December 11

What was advertised in a colonial American newspaper 250 years ago today?

Dec 11 - 12:11:1769 Boston Evening-Post
Boston Evening-Post (December 11, 1769).

“Printed Catalogues of which will be given gratis.”

On December 11, 1769, auctioneer Joseph Russell placed advertisements about an estate sale “At the House of the late Mr. John Knight” in the Boston Evening-Post, the Boston-Gazette, and the Massachusetts Gazette and Boston and Boston Post-Boy. He inserted the same advertisement in the Massachusetts Gazette and Boston Weekly News-Letter four days later, informing prospective bidders that a “PUBLIC VENDUE” or auction of Knight’s “House-Furniture” would take place on December 20. Items up for bid included “Feather Beds, Bedsteds, and Bedding,” “a great Variety of Mens & Womens Wearing Apparel,” and “Shoe and Knee Buckles.” In additional to those items, Russell planned to auction “a valuable Library of Books, consisting of History and Divinity.”

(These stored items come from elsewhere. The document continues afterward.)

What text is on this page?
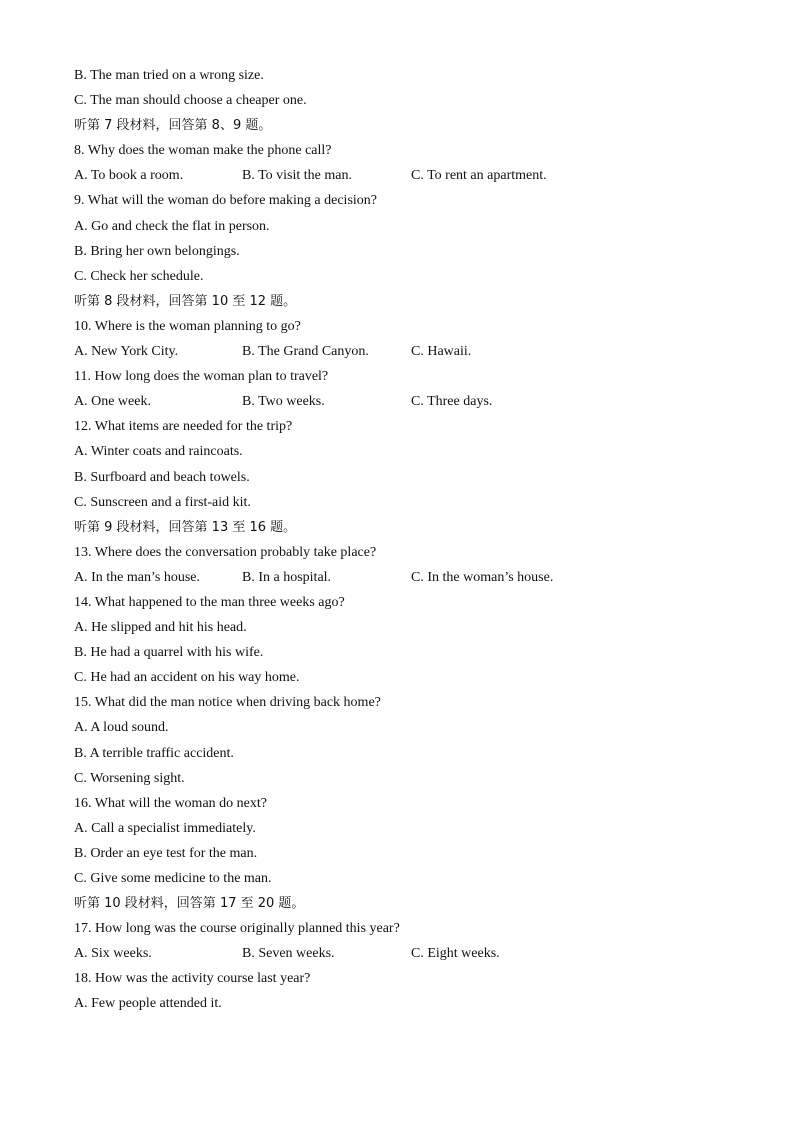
B. The man tried on a wrong size.
C. The man should choose a cheaper one.
听第 7 段材料，回答第 8、9 题。
8. Why does the woman make the phone call?
A. To book a room.	B. To visit the man.	C. To rent an apartment.
9. What will the woman do before making a decision?
A. Go and check the flat in person.
B. Bring her own belongings.
C. Check her schedule.
听第 8 段材料，回答第 10 至 12 题。
10. Where is the woman planning to go?
A. New York City.	B. The Grand Canyon.	C. Hawaii.
11. How long does the woman plan to travel?
A. One week.	B. Two weeks.	C. Three days.
12. What items are needed for the trip?
A. Winter coats and raincoats.
B. Surfboard and beach towels.
C. Sunscreen and a first-aid kit.
听第 9 段材料，回答第 13 至 16 题。
13. Where does the conversation probably take place?
A. In the man’s house.	B. In a hospital.	C. In the woman’s house.
14. What happened to the man three weeks ago?
A. He slipped and hit his head.
B. He had a quarrel with his wife.
C. He had an accident on his way home.
15. What did the man notice when driving back home?
A. A loud sound.
B. A terrible traffic accident.
C. Worsening sight.
16. What will the woman do next?
A. Call a specialist immediately.
B. Order an eye test for the man.
C. Give some medicine to the man.
听第 10 段材料，回答第 17 至 20 题。
17. How long was the course originally planned this year?
A. Six weeks.	B. Seven weeks.	C. Eight weeks.
18. How was the activity course last year?
A. Few people attended it.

The advertisement concluded with a note that “printed Catalogues … will be given gratis.” Those catalogs may have listed all of the items to be sold at auction, but more likely they listed only the books. That same year in Philadelphia William Bradford and Thomas Bradford printed a Catalogue of Books, to be Sold, by Public Auction, at the City Vendue-Store, in Front-Street. That catalog was a broadsheet with four columns; the format lent itself well to posting the catalog around town. Other eighteenth-century catalogs resembled pamphlets instead.

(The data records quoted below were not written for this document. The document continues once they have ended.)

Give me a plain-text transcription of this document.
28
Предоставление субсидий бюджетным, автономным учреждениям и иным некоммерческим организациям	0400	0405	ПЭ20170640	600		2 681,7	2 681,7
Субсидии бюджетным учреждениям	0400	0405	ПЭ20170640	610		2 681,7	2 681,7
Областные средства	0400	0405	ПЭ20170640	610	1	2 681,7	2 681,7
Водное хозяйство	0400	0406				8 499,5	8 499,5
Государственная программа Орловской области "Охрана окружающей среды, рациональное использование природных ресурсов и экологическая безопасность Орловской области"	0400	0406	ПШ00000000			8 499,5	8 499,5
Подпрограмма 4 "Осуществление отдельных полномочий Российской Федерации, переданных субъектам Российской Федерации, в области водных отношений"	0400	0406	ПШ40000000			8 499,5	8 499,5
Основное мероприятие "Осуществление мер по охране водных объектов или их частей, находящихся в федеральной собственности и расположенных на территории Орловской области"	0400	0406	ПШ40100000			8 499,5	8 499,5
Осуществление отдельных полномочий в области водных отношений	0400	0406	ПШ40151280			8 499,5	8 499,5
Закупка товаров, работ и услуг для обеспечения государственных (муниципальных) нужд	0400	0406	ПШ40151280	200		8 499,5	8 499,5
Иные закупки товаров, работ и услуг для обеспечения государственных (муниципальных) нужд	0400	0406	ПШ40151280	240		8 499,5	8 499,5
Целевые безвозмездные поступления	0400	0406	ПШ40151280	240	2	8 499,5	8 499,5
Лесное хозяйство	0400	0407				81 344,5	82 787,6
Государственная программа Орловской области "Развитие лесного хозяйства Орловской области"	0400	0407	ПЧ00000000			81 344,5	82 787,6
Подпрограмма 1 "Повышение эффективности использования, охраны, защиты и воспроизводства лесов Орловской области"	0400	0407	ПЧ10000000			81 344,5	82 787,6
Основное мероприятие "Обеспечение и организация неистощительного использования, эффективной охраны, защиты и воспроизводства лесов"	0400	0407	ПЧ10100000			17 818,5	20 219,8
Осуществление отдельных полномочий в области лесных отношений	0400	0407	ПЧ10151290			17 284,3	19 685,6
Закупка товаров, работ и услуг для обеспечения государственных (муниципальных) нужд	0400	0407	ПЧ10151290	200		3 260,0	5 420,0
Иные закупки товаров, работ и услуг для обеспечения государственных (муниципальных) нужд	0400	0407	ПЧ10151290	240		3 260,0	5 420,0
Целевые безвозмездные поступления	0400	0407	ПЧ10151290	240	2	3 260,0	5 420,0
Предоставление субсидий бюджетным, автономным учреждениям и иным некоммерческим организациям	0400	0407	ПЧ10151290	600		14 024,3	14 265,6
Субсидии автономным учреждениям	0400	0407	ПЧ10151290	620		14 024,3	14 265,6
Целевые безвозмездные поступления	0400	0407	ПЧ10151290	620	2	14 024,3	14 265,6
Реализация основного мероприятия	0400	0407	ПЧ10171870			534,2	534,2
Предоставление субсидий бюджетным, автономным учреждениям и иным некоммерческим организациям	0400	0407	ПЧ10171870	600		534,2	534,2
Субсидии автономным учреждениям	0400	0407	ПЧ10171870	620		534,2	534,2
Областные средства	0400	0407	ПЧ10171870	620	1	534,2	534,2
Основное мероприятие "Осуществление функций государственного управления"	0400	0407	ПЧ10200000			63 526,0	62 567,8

Auctioneers, printers, and booksellers regularly advised newspaper readers that they published book catalogs and distributed free copies, using one advertising medium to promote another. Some historians of print culture suspect that some references to such catalogs in newspaper advertisements led to bibliographic ghosts, alluding to catalogs that were never printed despite the promises or best intentions of the advertisers. For those that did make it to press, book catalogs were even more ephemeral than newspapers, making it less likely that colonists saved rather than discarded them. Still, enough have survived to demonstrate that auctioneers and others did print and distribute catalogs as a means of informing consumers and inciting demand. Newspapers notices were the most voluminous form of advertising in early America, but other marketing media, including catalogs, circulated as well. Russell expected his newspaper advertisements and book catalog to work in tandem.